En d'autres termes, n'abandonnez pas entièrement sur des efforts de bien-être, mais considérez « les approches plus visées » cette orientation sur les travailleurs spécifiques avec de plus gros risques ou sur les « comportements hyginéqiques [qui] peut fournir une plus grande santé et des avantages économiques, » l'éditorial proposé.

Il pourrait être, l'étude reconnaît, que 18 mois n'est pas assez de temps de suivre une telle épargne. Ainsi, Baicker et chanson planification également pour publier des résultats de trois ans une fois qu'ils sont menés à bonne fin.

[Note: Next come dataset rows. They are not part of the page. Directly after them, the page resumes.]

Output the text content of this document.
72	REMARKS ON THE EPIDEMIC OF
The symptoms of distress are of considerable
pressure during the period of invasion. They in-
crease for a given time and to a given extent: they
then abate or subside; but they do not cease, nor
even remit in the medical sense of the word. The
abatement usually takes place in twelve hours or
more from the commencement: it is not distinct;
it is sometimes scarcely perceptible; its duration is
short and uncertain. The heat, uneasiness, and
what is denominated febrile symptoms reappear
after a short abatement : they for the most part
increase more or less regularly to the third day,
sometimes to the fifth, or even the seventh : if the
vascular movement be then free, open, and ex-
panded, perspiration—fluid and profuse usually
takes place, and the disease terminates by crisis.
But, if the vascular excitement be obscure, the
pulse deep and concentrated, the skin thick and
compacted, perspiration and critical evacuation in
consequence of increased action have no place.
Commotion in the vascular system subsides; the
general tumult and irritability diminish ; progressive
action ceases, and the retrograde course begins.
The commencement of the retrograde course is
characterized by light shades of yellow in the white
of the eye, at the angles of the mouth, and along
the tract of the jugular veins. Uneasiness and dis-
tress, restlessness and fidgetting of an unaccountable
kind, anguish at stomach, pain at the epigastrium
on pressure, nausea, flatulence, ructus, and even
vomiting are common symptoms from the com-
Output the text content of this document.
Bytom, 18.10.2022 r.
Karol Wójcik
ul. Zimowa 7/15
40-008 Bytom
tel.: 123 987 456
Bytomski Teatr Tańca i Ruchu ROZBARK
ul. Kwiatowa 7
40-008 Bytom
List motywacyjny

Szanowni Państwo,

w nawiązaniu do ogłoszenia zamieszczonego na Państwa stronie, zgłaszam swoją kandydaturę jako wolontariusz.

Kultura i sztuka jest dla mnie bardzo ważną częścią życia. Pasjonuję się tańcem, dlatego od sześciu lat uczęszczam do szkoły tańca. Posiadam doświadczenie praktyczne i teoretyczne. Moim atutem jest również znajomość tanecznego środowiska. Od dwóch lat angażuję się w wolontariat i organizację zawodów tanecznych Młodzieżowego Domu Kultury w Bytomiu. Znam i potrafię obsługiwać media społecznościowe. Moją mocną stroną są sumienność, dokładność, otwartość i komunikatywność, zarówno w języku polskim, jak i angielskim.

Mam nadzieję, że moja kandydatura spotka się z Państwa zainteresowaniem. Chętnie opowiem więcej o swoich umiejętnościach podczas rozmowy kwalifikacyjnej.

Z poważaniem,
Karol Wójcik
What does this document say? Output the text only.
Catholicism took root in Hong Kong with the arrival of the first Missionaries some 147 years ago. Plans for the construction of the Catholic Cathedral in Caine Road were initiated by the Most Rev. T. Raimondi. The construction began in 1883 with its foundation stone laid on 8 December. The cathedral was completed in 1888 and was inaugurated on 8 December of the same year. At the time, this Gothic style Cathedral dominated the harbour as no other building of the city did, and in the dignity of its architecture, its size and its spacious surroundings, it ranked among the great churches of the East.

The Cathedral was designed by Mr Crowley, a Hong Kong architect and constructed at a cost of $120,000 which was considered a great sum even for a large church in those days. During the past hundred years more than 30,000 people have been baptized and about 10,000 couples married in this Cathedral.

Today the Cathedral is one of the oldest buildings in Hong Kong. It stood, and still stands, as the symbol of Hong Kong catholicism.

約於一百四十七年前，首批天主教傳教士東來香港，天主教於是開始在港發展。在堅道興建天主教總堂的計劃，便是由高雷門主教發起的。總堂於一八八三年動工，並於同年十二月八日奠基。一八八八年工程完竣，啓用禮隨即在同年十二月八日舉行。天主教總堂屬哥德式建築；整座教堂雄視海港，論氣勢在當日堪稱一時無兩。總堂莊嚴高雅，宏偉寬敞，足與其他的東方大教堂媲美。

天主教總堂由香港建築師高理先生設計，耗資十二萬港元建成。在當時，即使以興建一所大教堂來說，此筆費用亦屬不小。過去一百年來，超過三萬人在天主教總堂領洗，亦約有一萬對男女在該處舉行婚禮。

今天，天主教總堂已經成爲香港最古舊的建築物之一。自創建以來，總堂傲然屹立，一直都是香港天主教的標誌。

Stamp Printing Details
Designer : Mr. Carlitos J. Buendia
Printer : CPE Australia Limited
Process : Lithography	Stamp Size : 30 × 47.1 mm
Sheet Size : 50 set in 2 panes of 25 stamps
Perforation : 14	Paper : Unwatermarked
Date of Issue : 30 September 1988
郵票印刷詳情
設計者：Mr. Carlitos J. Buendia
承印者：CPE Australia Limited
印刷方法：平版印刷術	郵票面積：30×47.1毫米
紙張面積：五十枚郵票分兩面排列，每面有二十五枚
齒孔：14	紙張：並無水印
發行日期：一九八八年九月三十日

Toujours, les découvertes assimilées étaient récent rapportées dans un autre essai randomisé de contrôle conduit à l'Université de l'Illinois, où des personnes ont été fait au hasard sélectées être offertes des programmes de bien-être.

À une remarque intéressante, cette étude a constaté que les participants de bien-être-programme étaient déjà plus sains et plus motivés susceptibles, « un avantage primaire de ces programmes aux employeurs peut être ainsi leur potentiel d'attirer et maintenir les travailleurs en bonne santé avec la dépense médicale inférieure. »

Chacun impliqué dans le bien-être de étude ou de conduite convient sur une chose : Comportement changeant - et l'obtention des gens motivés pour participer à entièrement peut être difficile.

Steven Aldana, Président de WellSteps, un constructeur de programme de bien-être, a dit que pour que les efforts soient couronnés de succès ils doivent couper en travers de beaucoup d'endroits, de la nourriture servie dans des cafétérias de compagnie à comprendre des conjoints ou autres significatifs pour aider des gens à arrêter de fumer, manger mieux ou s'exercer davantage.

Le « comportement est plus compliqué que simplement prenant quelques modules de bien-être, » a dit Aldana. « C'est une modification de mode de vie ou vous modèle doivent adopter. »

Journal de la santé de KaiserCet article a été réimprimé de khn.org avec l'autorisation de la fondation de Henry J. Kaiser Family. Le journal de la santé de Kaiser, un service de nouvelles en qualité de rédacteur indépendant, est un programme de la fondation de famille de Kaiser, une organisation pour la recherche indépendante de police de santé indépendante avec Kaiser Permanente.